Diesel exhaust is a complex mixture of particles and gases that consist of several hundred different types of organic and inorganic components. Diesel exhaust consists of carbonaceous particles, oxides of nitrogen, carbon monoxide, aldehydes and other volatile organics . Particulate matter form diesel exhaust is comprised of hundreds of compounds adsorbed to the surface of the particles. These particles have an elemental carbon core that possesses numerous volatile organic and inorganic compounds (Figure 1).

Figure 1: Diesel Particulate Composition

Figure 1: Diesel Particulate Composition


Elemental and Organic Carbon

Since elemental and organic carbon constitute over 80% of particulate matter a lot of research has been conducted to evaluate elemental and organic carbon ratios in DPM and possible causes and effects of interferences while sampling. Studies have shown that EC/OC ratios differ depending on the operating phase of the engine. In startup and idle phases the OC emissions are generally higher than EC. However as the engine work up to full operating speed, the OC concentrations tends to decrease and the EC increase . Though EC will increase at higher engine operating outputs, studies have shown that OC concentrations are generally higher in total DPM .

Exposure Limit

Due to the wide use of diesel fuel used in the mining industry and the health effects associated with it, MSHA has prioritized the reduction of miner personal breathing zone (PBZ) exposures.
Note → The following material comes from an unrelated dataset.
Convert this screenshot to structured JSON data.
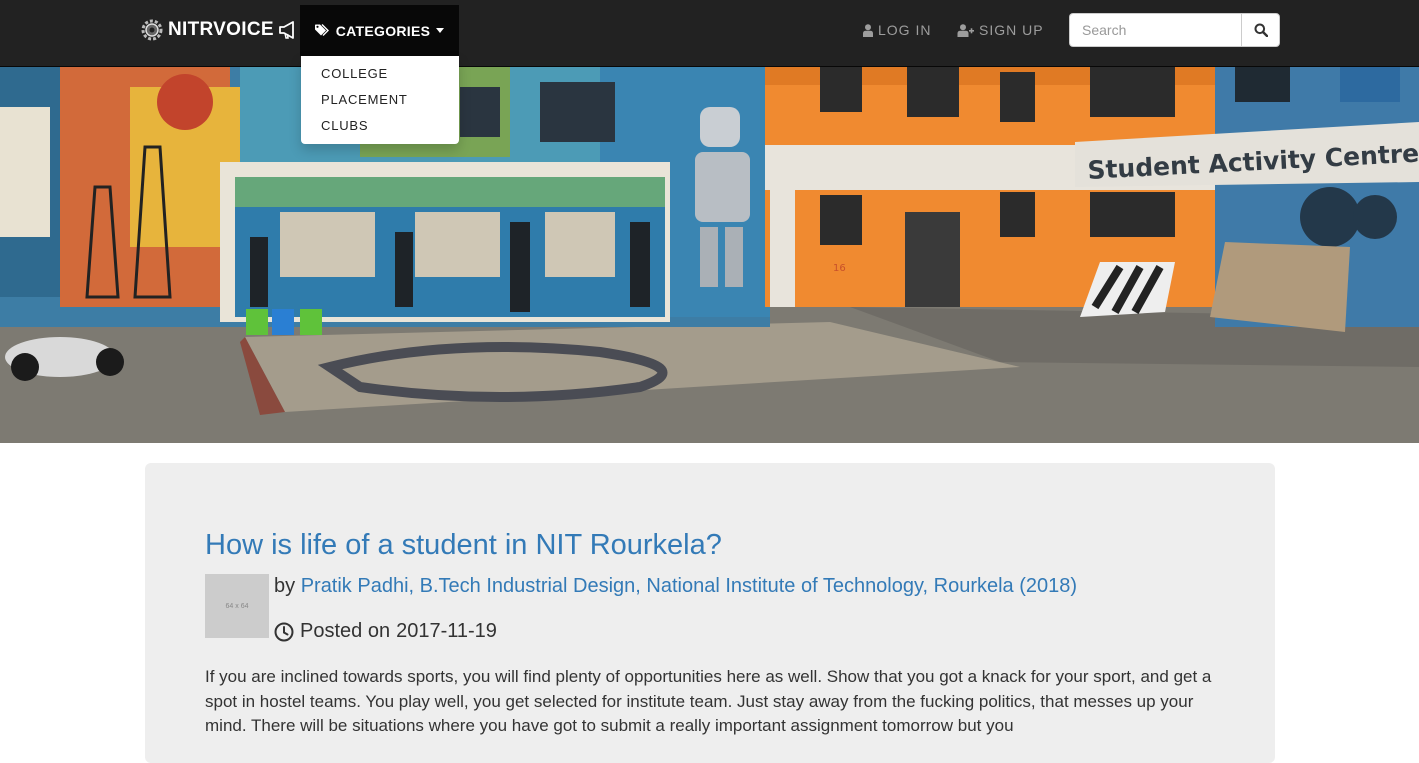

In an effort to minimize exposure to diesel engine exhaust in underground mining environments, MSHA has developed an exposure limit which considers the total carbon (which is the sum of elemental and organic carbon concentrations) concentration in the air as a surrogate for diesel exhaust constituents . Total carbon was chosen as a surrogate because the sum of elemental and organic carbon components comprises over 80% of the particulate matter emitted by diesel . This is represented visually in Figure 2. MSHA uses 160 microgram per cubic meter (μg/m3) total carbon 8 hour time weighted average exposure limit .

Figure 2: Schematic Representation of Diesel Particulate Matter

Figure 2: Schematic Representation of Diesel Particulate Matter


Mining companies have employed various control technologies in an effort to comply with the exposure limits that have been set in place. These include replacing equipment or engines with newer, cleaner burning systems that reduce the amount of particulate matter released, installing pressurized, filtered cabs on equipment, and installing exhaust after-treatment devices on equipment. Other types of controls have included revising work and fleet practices to minimize worker exposures, increasing mine ventilation rates, and altering fuel composition, such as replacing petroleum diesel with biodiesel fuel blends.
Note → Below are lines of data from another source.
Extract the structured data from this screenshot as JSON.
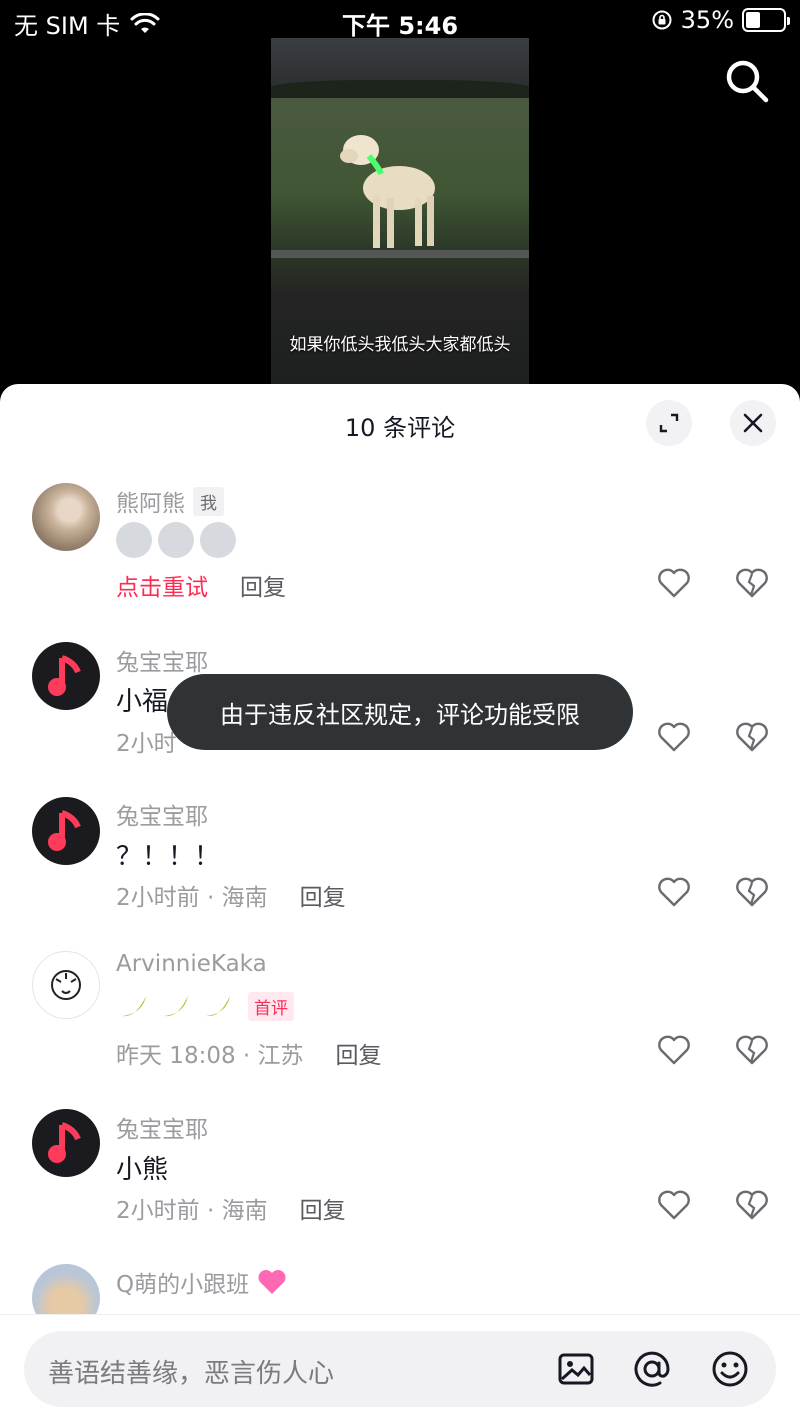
{
  "status_bar": {
    "carrier": "无 SIM 卡",
    "time": "下午 5:46",
    "battery": "35%"
  },
  "video": {
    "caption": "如果你低头我低头大家都低头"
  },
  "sheet": {
    "title": "10 条评论"
  },
  "toast": "由于违反社区规定，评论功能受限",
  "comments": [
    {
      "user": "熊阿熊",
      "tag": "我",
      "text": "",
      "emoji": [
        "husky-emoji",
        "husky-emoji",
        "husky-emoji"
      ],
      "retry": "点击重试",
      "reply": "回复"
    },
    {
      "user": "兔宝宝耶",
      "text": "小福",
      "meta": "2小时",
      "reply": ""
    },
    {
      "user": "兔宝宝耶",
      "text": "？！！！",
      "meta": "2小时前 · 海南",
      "reply": "回复"
    },
    {
      "user": "ArvinnieKaka",
      "text": "",
      "emoji": [
        "banana-emoji",
        "banana-emoji",
        "banana-emoji"
      ],
      "tag": "首评",
      "meta": "昨天 18:08 · 江苏",
      "reply": "回复"
    },
    {
      "user": "兔宝宝耶",
      "text": "小熊",
      "meta": "2小时前 · 海南",
      "reply": "回复"
    },
    {
      "user": "Q萌的小跟班",
      "text": ""
    }
  ],
  "input": {
    "placeholder": "善语结善缘，恶言伤人心"
  }
}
Biodiesel is “the mono alkyl esters of long chain fatty acids derived from renewable lipid sources.” . Biodiesel can be derived from vegetable oils or animal fats. “Blend of biodiesel” is a term that refers to the ratio of biodiesel to petroleum diesel that is being used. For example, a B70 blend consists of 70% biodiesel and 30% petroleum diesel. Biodiesel had been around for a few decades but is now being widely used as a control for diesel because of the health effects associated with diesel exhaust. Since substitution of petroleum diesel with biodiesel fuel blends appears to be a promising control to reduce particulate matter, hydro carbon and carbon monoxide mass emissions , the use of biodiesel blends have recently gained popularity. However, biodiesel fuel blends have resulted in higher emissions of nano-sized particles, increased NOx emission, increased liquid PM concentrations, slight power loss and increased fuel consumption . PM reduction by biodiesel can be attributed to factors such as lower air–fuel ratios, higher fuel oxygen content and reduced aromatic content, which reduces carbonaceous soot . Biodiesel can be derived from several plant species, such as rapeseed (canola), soybean, castor, sunflower, etc. The origin of the fuel along with the percentage blended with petroleum diesel varies considerably.